Outcome of the Military Operation
Defensive Shield accomplished most of its aims. Much of the terrorist infrastructure was destroyed. Hundreds of Palestinian gunmen were killed, and many others wounded. Thousands of suspects were arrested, including hundreds known to have been involved in terrorist acts. On April 15, the IDF arrested Marwan Barghouti, head of Fatah and Tanzim in the West Bank.
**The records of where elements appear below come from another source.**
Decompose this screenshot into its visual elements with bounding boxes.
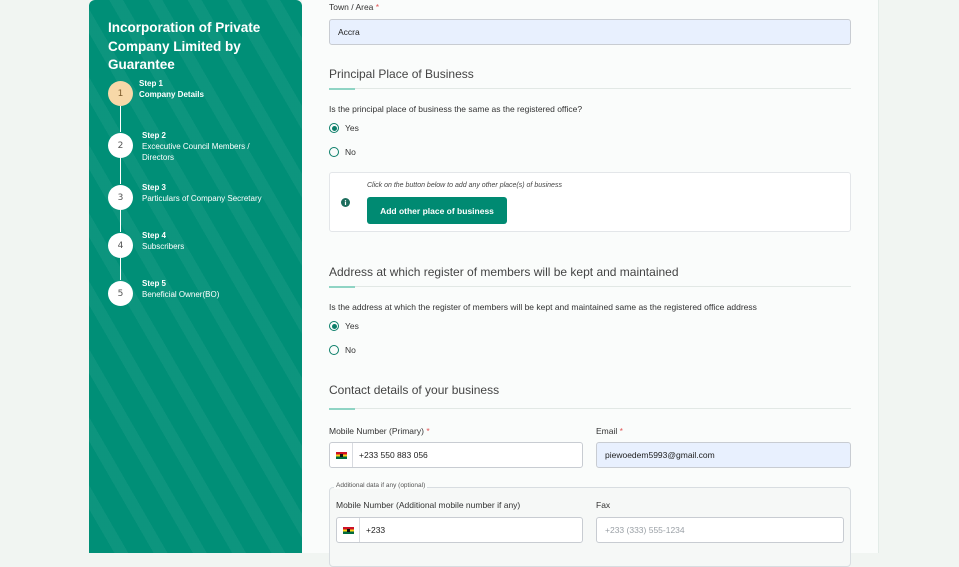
radio-indicator [329,123,339,133]
step-number: 1 [108,81,133,106]
principal-no-radio[interactable]: No [329,147,356,157]
step-connector [120,258,121,280]
form-panel: Town / Area * Accra Principal Place of B… [302,0,879,567]
add-other-place-button[interactable]: Add other place of business [367,197,507,224]
fax-label: Fax [596,500,611,510]
info-icon: i [341,198,350,207]
section-divider [329,88,851,90]
register-no-radio[interactable]: No [329,345,356,355]
step-sidebar: Incorporation of Private Company Limited… [89,0,302,553]
contact-section-title: Contact details of your business [329,383,500,397]
radio-label: Yes [345,321,359,331]
radio-indicator [329,147,339,157]
step-connector [120,106,121,132]
step-number: 2 [108,133,133,158]
register-section-title: Address at which register of members wil… [329,265,679,279]
radio-label: Yes [345,123,359,133]
step-label: Company Details [139,90,204,99]
step-title: Step 2 [142,131,167,140]
step-number: 5 [108,281,133,306]
radio-label: No [345,147,356,157]
step-label: Subscribers [142,242,185,251]
additional-data-legend: Additional data if any (optional) [334,482,428,489]
required-marker: * [426,426,430,436]
additional-mobile-label: Mobile Number (Additional mobile number … [336,500,521,510]
additional-mobile-value: +233 [366,525,386,535]
principal-yes-radio[interactable]: Yes [329,123,359,133]
other-place-box: i Click on the button below to add any o… [329,172,851,232]
town-label: Town / Area * [329,2,380,12]
other-place-hint: Click on the button below to add any oth… [367,182,562,189]
country-selector[interactable] [330,443,353,467]
section-divider [329,408,851,410]
step-number: 3 [108,185,133,210]
email-input[interactable]: piewoedem5993@gmail.com [596,442,851,468]
radio-indicator [329,345,339,355]
country-selector[interactable] [337,518,360,542]
register-yes-radio[interactable]: Yes [329,321,359,331]
town-input[interactable]: Accra [329,19,851,45]
step-label: Excecutive Council Members / Directors [142,142,250,162]
step-label: Beneficial Owner(BO) [142,290,220,299]
radio-indicator [329,321,339,331]
principal-section-title: Principal Place of Business [329,67,474,81]
step-title: Step 5 [142,279,167,288]
mobile-primary-input[interactable]: +233 550 883 056 [329,442,583,468]
ghana-flag-icon [335,451,347,459]
register-question: Is the address at which the register of … [329,302,757,312]
step-number: 4 [108,233,133,258]
section-divider [329,286,851,288]
additional-mobile-input[interactable]: +233 [336,517,583,543]
email-label: Email * [596,426,623,436]
sidebar-title: Incorporation of Private Company Limited… [108,20,261,72]
principal-question: Is the principal place of business the s… [329,104,583,114]
step-connector [120,158,121,184]
required-marker: * [375,2,380,12]
step-title: Step 4 [142,231,167,240]
step-title: Step 1 [139,79,164,88]
mobile-primary-label: Mobile Number (Primary) * [329,426,430,436]
mobile-primary-value: +233 550 883 056 [359,450,428,460]
step-connector [120,210,121,232]
ghana-flag-icon [342,526,354,534]
step-label: Particulars of Company Secretary [142,194,262,203]
fax-input[interactable]: +233 (333) 555-1234 [596,517,844,543]
required-marker: * [619,426,623,436]
radio-label: No [345,345,356,355]
step-title: Step 3 [142,183,167,192]
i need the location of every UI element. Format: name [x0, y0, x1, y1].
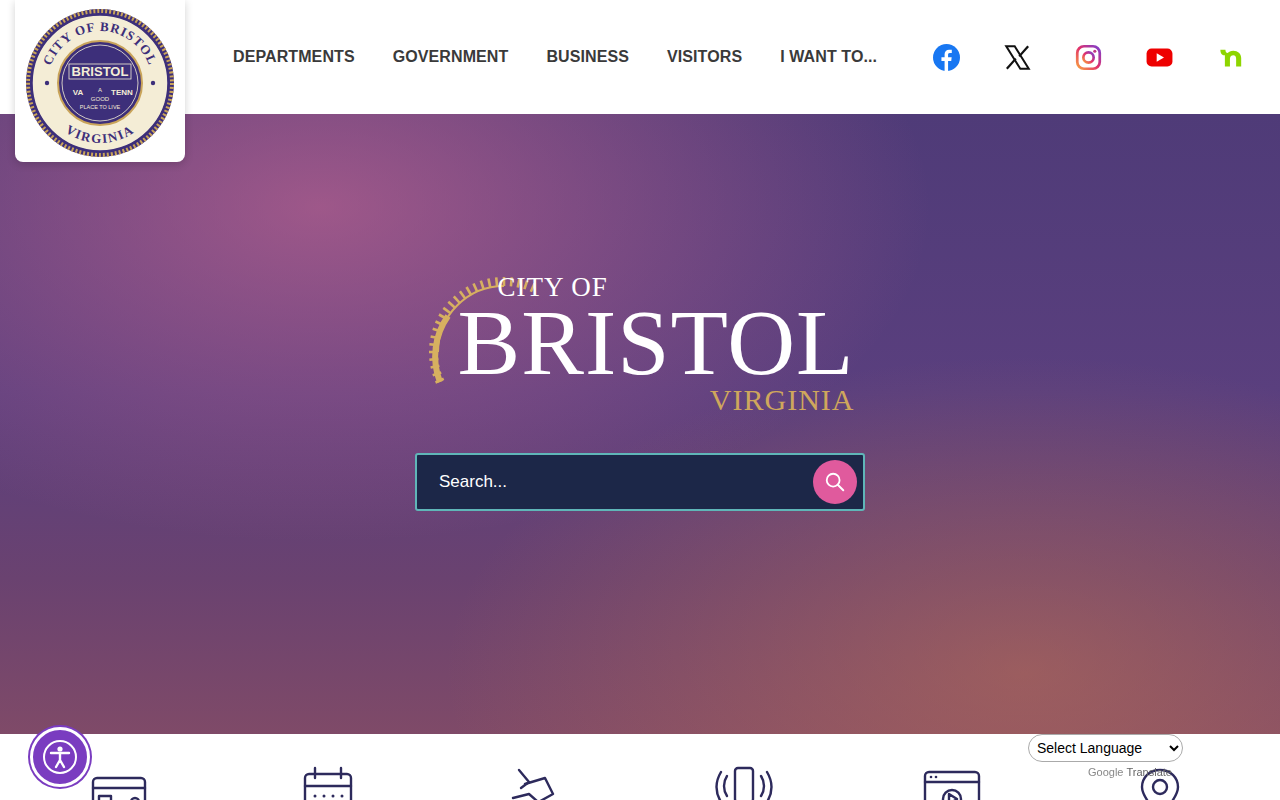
seal-motto-top: A: [98, 87, 102, 93]
video-player-icon: [921, 764, 983, 800]
nav-link[interactable]: I WANT TO...: [780, 45, 877, 69]
city-seal-logo[interactable]: CITY OF BRISTOL VIRGINIA BRISTOL VA TENN…: [15, 0, 185, 162]
wordmark-top: CITY OF: [458, 274, 855, 301]
report-request-link[interactable]: [432, 734, 640, 800]
youtube-link[interactable]: [1146, 44, 1173, 71]
nav-link[interactable]: DEPARTMENTS: [233, 45, 355, 69]
city-wordmark: CITY OF BRISTOL VIRGINIA: [426, 274, 855, 415]
calendar-link[interactable]: [224, 734, 432, 800]
search-input[interactable]: [437, 468, 813, 496]
seal-left-text: VA: [73, 88, 84, 97]
accessibility-icon: [42, 739, 78, 775]
magnifier-icon: [824, 471, 846, 493]
facebook-icon: [933, 44, 960, 71]
wordmark-main: BRISTOL: [458, 301, 855, 384]
language-select[interactable]: Select Language: [1028, 734, 1183, 762]
calendar-icon: [297, 764, 359, 800]
hero-banner: CITY OF BRISTOL VIRGINIA: [0, 114, 1280, 734]
main-nav: DEPARTMENTS GOVERNMENT BUSINESS VISITORS I W…: [233, 45, 877, 69]
seal-motto-bottom: PLACE TO LIVE: [80, 104, 121, 110]
report-request-icon: [505, 764, 567, 800]
seal-icon: CITY OF BRISTOL VIRGINIA BRISTOL VA TENN…: [25, 8, 175, 158]
google-brand: Google: [1088, 766, 1123, 778]
x-logo-icon: [1004, 44, 1031, 71]
instagram-icon: [1075, 44, 1102, 71]
nextdoor-link[interactable]: [1217, 44, 1244, 71]
search-bar: [415, 453, 865, 511]
seal-right-text: TENN: [111, 88, 133, 97]
translate-credit: GoogleTranslate: [1028, 766, 1183, 779]
nav-link[interactable]: VISITORS: [667, 45, 742, 69]
search-button[interactable]: [813, 460, 857, 504]
nextdoor-icon: [1217, 44, 1244, 71]
payment-card-icon: [89, 764, 151, 800]
wordmark-bottom: VIRGINIA: [458, 384, 855, 416]
social-links: [933, 44, 1244, 71]
mobile-alerts-link[interactable]: [640, 734, 848, 800]
x-logo-link[interactable]: [1004, 44, 1031, 71]
nav-link[interactable]: BUSINESS: [546, 45, 629, 69]
translate-widget: Select Language GoogleTranslate: [1028, 734, 1183, 779]
translate-label: Translate: [1126, 766, 1171, 778]
seal-center-text: BRISTOL: [72, 64, 129, 79]
seal-motto-mid: GOOD: [91, 96, 110, 102]
site-header: DEPARTMENTS GOVERNMENT BUSINESS VISITORS I W…: [0, 0, 1280, 114]
youtube-icon: [1146, 44, 1173, 71]
accessibility-button[interactable]: [30, 727, 90, 787]
nav-link[interactable]: GOVERNMENT: [393, 45, 509, 69]
mobile-alerts-icon: [713, 764, 775, 800]
instagram-link[interactable]: [1075, 44, 1102, 71]
video-player-link[interactable]: [848, 734, 1056, 800]
facebook-link[interactable]: [933, 44, 960, 71]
Barghouti, who served as the most senior official of the al-Aqsa Martyrs’ Brigades, had planned numerous suicide bombings and had even participated in shooting attacks. Thousands of weapons were seized, mostly rifles and handguns, but including weaponry banned by the Oslo Accords, such as antitank rocket launchers, mortars, and rockets. Dozens of explosives laboratories and weapons factories were uncovered and destroyed.
Headquarters were located, and documents and computers were confiscated. Prisoner interrogations and captured documents provided valuable information about terrorist organizations and their connection with the PA. Military pressure on the terrorist infrastructure also led to a steep decline in terrorist attacks while the operation went on, as Palestinians focused on protecting themselves.
The operation also had a political objective: to put pressure on Arafat by isolating him in his offices in Ramallah. The IDF took over the PA compound there and refrained only from entering the rooms in which Arafat and his aides were present. The discovery of documents linking Arafat and other Palestinian officials to known terrorists and the uncovering of caches of illegal weapons yielded unprecedented evidence of the depth of the PA’s connection to terrorist activity.
Within Arafat’s Mukataah compound in Ramallah, IDF soldiers found scores of munitions, pistols, automatic rifles, and empty suicide bomber belts. Also within Arafat’s compound, the IDF found official correspondence between the office of Fuad Shoubaki, PA chief finance and procurement officer, and the al-Aqsa Martyrs’ Brigades.
The correspondence included procurement requests for bombs and ammunition, revealing that the al-Aqsa Martyrs’ Brigades was a bona fide group, with its own terrorist infrastructure and supply chain. In addition to the arrests of top Fatah officials and the discovery of documents linking Arafat to terror operations, the IDF found evidence of the close cooperation of Fatah with Hamas and Palestine Islamic Jihad, especially in Jenin.
Operation Defensive Shield was a significant Israeli effort to convince the Palestinians, and especially Arafat, that an end to terrorism and violence was essential and that a failure to achieve this would incur a substantial Israeli response. Whatever the Palestinians had achieved in the occupied territories in the economic and social sectors and in terms of public services was now in a shambles as a result of the failure of Palestinian authorities to prevent, stop, respond to, or otherwise discourage anti-Israel violence since September 2000.